Submitting your video sitemap to Google
Before you can submit your sitemap to Google you need to check that the following websites are added to and verified with your Webmaster Tools account (this also means you need a Webmaster Tools account!):
1) The site where your sitemap is located
2) The site or sites of the URLs that you have referenced in your sitemap
When your sitemap is complete and also accessible via a URL on your own website, you need to submit it to Google through webmaster tools (just as you would with a normal sitemap). It can take a few hours to upload. Webmaster tools will show you the status of your upload and will tell you if there are any problems.
To submit your video sitemap:
a) upload it to your website – it needs a URL
b) Go to Webmaster Tools home page and click the site you want to submit for
c) Choose Optimization from the left hand menu, then select Sitemaps
d) Click Add/Test Sitemap
e) Complete the URL path to your sitemap in the text box
f) Finally, click to Submit your sitemap
For further support around submitting your sitemaps, visit the Google Webmaster Tools help section.
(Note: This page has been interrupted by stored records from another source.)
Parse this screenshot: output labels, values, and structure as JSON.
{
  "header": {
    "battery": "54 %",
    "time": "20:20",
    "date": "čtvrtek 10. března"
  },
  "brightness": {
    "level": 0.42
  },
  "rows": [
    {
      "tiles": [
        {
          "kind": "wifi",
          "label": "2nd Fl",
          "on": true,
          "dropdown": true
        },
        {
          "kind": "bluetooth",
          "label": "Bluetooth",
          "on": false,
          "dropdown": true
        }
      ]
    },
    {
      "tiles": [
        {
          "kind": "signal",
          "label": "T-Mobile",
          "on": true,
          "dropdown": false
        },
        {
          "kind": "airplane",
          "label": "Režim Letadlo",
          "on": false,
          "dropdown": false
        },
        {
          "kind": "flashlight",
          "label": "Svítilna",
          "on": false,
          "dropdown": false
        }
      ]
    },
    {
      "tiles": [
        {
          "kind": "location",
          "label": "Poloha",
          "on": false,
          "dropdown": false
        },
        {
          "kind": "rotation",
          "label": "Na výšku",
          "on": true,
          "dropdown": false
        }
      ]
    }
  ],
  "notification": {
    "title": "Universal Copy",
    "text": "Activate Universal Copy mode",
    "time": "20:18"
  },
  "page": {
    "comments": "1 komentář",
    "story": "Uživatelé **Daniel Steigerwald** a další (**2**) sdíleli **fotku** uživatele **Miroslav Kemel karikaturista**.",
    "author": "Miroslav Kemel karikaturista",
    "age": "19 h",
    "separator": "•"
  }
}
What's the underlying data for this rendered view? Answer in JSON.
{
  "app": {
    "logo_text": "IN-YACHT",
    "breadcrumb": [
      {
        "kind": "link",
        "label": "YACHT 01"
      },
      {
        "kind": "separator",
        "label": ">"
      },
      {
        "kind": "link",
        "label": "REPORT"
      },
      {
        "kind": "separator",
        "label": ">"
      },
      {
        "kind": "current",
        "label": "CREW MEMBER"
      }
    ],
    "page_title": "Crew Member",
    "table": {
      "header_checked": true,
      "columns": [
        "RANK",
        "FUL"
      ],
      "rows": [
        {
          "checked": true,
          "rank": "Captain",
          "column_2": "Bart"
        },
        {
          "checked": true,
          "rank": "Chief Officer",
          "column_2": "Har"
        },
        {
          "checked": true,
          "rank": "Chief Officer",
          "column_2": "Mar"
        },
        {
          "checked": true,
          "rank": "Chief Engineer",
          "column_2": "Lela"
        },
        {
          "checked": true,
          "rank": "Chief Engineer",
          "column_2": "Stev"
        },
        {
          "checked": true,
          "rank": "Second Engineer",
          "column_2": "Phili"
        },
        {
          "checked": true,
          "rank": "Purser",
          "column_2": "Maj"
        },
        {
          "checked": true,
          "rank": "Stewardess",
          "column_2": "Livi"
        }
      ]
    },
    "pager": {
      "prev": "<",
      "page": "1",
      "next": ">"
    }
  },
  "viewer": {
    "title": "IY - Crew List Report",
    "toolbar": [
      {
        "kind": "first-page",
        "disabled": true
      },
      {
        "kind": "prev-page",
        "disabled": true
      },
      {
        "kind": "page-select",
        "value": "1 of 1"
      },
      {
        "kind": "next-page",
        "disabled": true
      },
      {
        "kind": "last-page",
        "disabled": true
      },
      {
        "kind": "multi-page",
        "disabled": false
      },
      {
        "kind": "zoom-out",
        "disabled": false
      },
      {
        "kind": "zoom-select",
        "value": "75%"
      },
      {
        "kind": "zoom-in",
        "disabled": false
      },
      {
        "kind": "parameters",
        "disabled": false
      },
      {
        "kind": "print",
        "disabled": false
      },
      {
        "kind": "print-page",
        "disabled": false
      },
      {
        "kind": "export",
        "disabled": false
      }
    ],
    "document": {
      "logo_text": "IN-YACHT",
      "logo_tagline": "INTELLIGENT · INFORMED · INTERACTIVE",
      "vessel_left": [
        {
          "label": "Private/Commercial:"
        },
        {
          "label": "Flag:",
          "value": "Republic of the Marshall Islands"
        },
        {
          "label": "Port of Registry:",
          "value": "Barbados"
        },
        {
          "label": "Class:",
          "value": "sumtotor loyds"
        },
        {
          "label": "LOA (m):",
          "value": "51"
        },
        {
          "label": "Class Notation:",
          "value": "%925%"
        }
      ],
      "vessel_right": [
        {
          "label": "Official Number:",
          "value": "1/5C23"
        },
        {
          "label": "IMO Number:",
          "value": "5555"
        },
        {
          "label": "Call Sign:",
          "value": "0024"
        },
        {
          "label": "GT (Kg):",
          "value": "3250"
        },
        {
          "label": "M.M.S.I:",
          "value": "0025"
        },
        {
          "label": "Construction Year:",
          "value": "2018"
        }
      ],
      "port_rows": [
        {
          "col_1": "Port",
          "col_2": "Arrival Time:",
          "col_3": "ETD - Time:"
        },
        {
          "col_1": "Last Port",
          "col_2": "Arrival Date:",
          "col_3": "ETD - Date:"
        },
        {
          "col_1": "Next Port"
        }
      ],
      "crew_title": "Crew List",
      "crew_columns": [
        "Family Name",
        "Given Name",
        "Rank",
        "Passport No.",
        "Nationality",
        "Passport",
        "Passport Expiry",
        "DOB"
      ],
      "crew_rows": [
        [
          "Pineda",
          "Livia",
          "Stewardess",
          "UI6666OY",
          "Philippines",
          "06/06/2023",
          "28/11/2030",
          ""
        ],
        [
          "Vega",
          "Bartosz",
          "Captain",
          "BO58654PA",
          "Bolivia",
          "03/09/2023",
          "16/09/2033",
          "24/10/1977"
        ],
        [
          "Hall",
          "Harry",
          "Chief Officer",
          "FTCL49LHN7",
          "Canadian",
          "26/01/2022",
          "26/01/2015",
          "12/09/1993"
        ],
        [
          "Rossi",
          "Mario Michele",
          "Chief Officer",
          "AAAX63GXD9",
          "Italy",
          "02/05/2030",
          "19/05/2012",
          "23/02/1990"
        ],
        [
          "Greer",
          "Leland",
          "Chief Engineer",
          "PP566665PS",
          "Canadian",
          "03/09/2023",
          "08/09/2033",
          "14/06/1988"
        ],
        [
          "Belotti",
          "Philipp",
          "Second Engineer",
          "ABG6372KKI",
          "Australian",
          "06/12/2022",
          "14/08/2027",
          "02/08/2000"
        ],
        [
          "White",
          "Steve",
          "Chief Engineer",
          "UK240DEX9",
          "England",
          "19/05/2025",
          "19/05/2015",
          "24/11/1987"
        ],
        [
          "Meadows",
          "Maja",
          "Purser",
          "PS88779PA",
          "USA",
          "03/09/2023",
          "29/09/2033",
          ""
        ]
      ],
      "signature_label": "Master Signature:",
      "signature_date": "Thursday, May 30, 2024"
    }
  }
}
Making changes to your video sitemap
If you need to make changes to your video sitemap, all you need to do is make your amendments and resubmit the sitemap via Google Webmaster Tools.
Of course, Google can’t guarantee that all of the videos you include in your video sitemap will appear in search results, but you certainly have got to be in it to win it and you won’t be penalised for making the effort. Google adheres to Sitemap Protocol 0.9 which means that your sitemaps will be compatible with other search engines which adopt the same standards. Therefore after submitting to Google Webmaster tools you can hop right over to Bing Webmaster tools and do the same.